A Cochrane Collaboration examined double-blind, randomised, placebo-controlled trials of oral HRT therapy for at least three months duration were chosen.

Study participants totalled 2,511. Trial duration ranged from three months to three years. There was a significant reduction in the weekly hot flush frequency for HRT compared to placebo. This was equivalent to a 77% reduction in frequency for HRT relative to placebo.

Symptom severity was also significantly reduced compared to placebo. Withdrawal for lack of efficacy occurred significantly more often on placebo therapy. Withdrawal for adverse events, commonly breast tenderness, oedema, joint pain and psychological symptoms, was not significantly increased for HRT therapy. In women who were randomised to placebo treatment, a 51% reduction in hot flushes was observed between baseline and end of study.

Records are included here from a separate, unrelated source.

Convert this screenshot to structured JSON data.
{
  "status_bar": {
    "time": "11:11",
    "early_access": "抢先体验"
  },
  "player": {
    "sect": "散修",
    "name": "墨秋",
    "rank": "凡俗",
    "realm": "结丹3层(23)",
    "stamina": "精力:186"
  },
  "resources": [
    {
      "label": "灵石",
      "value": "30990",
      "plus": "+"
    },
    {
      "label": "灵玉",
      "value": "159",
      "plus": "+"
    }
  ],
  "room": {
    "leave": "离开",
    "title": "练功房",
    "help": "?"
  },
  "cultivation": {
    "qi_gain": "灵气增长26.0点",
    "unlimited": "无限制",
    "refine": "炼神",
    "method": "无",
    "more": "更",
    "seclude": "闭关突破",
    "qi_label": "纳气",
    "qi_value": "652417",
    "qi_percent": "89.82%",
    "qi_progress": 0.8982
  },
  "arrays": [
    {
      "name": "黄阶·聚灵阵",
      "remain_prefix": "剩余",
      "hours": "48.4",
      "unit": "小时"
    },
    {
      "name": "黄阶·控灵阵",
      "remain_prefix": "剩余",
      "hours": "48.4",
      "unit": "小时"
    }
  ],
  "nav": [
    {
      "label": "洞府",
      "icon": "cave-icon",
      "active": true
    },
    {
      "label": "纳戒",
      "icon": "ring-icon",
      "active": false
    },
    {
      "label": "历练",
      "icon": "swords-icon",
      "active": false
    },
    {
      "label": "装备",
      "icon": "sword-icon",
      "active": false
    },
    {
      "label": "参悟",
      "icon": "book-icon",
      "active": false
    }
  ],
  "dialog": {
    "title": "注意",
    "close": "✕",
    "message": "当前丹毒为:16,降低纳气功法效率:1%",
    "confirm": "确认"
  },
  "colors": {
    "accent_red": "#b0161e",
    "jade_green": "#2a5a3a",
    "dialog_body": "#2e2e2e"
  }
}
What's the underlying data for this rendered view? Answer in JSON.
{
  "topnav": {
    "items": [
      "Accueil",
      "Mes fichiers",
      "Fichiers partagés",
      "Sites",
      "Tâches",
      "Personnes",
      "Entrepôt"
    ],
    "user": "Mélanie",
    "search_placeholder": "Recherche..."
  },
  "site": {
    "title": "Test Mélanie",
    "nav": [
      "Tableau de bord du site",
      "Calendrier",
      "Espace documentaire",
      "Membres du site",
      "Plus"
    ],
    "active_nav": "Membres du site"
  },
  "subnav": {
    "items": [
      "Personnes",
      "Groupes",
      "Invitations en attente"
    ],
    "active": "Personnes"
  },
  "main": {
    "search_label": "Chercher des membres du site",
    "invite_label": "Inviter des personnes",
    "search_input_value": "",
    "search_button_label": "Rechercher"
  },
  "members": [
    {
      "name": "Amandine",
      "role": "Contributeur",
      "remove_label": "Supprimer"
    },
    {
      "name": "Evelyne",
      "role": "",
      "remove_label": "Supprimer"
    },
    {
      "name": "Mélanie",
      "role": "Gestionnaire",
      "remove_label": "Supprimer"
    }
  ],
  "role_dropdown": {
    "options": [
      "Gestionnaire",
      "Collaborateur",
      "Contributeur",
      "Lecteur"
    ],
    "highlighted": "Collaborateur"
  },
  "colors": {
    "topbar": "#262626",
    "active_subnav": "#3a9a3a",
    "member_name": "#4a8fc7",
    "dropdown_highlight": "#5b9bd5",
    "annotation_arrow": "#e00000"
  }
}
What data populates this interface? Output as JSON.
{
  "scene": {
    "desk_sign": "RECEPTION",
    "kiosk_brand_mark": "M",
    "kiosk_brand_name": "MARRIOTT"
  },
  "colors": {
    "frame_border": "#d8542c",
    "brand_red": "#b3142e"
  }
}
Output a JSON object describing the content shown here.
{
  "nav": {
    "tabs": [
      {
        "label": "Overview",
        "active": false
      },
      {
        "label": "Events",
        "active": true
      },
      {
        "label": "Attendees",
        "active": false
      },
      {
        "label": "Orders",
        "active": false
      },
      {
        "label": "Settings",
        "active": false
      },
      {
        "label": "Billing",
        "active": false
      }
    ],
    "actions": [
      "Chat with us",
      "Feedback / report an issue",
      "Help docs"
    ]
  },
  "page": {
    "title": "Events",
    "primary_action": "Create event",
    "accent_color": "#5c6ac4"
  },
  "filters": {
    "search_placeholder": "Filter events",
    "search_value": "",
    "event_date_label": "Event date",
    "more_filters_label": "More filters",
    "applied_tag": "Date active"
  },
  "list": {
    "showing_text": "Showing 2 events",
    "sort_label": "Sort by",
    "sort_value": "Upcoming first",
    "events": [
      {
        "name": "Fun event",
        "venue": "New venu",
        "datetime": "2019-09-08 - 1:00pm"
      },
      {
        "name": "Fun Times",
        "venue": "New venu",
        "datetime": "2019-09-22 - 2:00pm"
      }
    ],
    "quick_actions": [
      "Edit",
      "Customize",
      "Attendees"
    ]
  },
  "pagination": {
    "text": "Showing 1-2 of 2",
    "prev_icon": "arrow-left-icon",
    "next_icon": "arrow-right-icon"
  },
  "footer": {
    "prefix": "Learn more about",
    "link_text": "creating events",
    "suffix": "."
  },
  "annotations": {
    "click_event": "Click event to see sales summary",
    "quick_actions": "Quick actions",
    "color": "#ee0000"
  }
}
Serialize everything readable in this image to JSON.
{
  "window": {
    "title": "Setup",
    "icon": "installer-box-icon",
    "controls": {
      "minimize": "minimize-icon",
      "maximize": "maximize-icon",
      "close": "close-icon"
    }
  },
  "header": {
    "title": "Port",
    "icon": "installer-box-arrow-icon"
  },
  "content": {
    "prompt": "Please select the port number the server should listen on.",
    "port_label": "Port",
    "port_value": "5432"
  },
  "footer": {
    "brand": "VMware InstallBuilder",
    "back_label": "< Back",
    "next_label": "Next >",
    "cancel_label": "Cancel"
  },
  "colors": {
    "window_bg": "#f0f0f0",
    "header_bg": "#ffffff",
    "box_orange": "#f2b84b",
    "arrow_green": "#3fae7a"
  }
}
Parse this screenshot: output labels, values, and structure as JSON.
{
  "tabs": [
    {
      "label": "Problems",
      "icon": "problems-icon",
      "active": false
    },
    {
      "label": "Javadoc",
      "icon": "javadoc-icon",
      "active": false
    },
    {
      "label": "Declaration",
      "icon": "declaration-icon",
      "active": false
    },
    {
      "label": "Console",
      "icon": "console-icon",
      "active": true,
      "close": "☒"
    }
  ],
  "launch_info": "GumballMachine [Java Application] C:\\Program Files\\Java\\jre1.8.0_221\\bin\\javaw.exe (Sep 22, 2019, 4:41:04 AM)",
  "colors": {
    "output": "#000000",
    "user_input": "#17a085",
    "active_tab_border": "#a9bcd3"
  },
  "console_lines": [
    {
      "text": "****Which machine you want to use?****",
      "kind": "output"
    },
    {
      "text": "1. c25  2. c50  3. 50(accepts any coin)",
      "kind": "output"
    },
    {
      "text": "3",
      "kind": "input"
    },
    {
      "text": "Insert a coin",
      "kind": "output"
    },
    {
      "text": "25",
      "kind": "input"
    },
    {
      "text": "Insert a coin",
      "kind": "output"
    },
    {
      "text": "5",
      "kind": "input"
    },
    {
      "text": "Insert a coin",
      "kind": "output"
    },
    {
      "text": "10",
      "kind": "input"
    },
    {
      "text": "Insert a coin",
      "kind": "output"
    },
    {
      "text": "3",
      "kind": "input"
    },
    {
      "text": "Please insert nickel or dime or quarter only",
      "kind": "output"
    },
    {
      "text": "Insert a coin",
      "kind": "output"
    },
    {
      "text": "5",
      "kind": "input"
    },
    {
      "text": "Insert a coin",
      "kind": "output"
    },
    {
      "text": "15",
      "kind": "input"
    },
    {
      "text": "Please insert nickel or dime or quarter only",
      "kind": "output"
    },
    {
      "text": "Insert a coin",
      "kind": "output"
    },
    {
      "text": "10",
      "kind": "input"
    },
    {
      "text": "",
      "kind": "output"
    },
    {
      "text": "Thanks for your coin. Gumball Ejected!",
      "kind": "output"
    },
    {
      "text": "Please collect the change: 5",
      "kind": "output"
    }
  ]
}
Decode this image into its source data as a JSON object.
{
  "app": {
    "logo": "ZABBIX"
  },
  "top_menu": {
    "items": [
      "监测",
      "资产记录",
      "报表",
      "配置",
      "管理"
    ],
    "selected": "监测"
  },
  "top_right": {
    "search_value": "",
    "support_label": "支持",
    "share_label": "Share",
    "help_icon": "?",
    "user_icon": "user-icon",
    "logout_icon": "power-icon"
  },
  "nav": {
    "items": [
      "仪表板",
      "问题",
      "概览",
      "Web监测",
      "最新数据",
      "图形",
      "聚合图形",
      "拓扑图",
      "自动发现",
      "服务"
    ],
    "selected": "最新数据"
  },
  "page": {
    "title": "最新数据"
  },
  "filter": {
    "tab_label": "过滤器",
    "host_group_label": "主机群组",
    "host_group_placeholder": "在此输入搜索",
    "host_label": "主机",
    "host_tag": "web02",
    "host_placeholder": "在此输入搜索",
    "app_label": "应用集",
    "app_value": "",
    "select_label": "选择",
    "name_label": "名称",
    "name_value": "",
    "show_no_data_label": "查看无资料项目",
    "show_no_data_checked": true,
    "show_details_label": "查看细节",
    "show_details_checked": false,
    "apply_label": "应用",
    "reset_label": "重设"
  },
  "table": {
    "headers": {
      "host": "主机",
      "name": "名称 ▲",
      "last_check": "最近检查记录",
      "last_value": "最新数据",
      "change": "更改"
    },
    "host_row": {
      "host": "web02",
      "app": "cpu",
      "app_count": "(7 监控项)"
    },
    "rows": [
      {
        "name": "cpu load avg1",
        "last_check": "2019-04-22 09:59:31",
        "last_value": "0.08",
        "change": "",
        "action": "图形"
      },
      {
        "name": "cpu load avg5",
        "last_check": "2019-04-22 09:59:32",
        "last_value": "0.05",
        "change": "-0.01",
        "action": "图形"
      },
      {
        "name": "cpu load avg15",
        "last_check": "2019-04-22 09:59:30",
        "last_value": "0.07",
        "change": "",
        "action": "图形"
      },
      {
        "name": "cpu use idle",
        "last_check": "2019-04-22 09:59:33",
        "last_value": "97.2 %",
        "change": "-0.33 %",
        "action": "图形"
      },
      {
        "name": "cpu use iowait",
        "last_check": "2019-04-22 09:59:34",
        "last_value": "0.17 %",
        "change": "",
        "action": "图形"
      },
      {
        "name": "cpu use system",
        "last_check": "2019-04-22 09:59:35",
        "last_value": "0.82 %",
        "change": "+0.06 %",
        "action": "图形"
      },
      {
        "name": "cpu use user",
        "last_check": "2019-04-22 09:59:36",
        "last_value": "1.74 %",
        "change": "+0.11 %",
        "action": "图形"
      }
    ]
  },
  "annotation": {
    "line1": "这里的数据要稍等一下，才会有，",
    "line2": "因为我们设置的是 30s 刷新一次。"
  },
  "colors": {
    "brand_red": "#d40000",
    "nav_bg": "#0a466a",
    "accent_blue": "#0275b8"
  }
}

Oral HRT is highly effective in alleviating hot flushes and night sweats. Therapies purported to reduce such symptoms must be assessed in blinded trials against a placebo or a validated therapy. Withdrawals due to side-effects were only marginally increased in the HRT groups despite the inability to tailor HRT in these fixed dose trials. Comparisons of hormonal doses, product types or regimens require analysis of trials with these specific "within study" comparisons.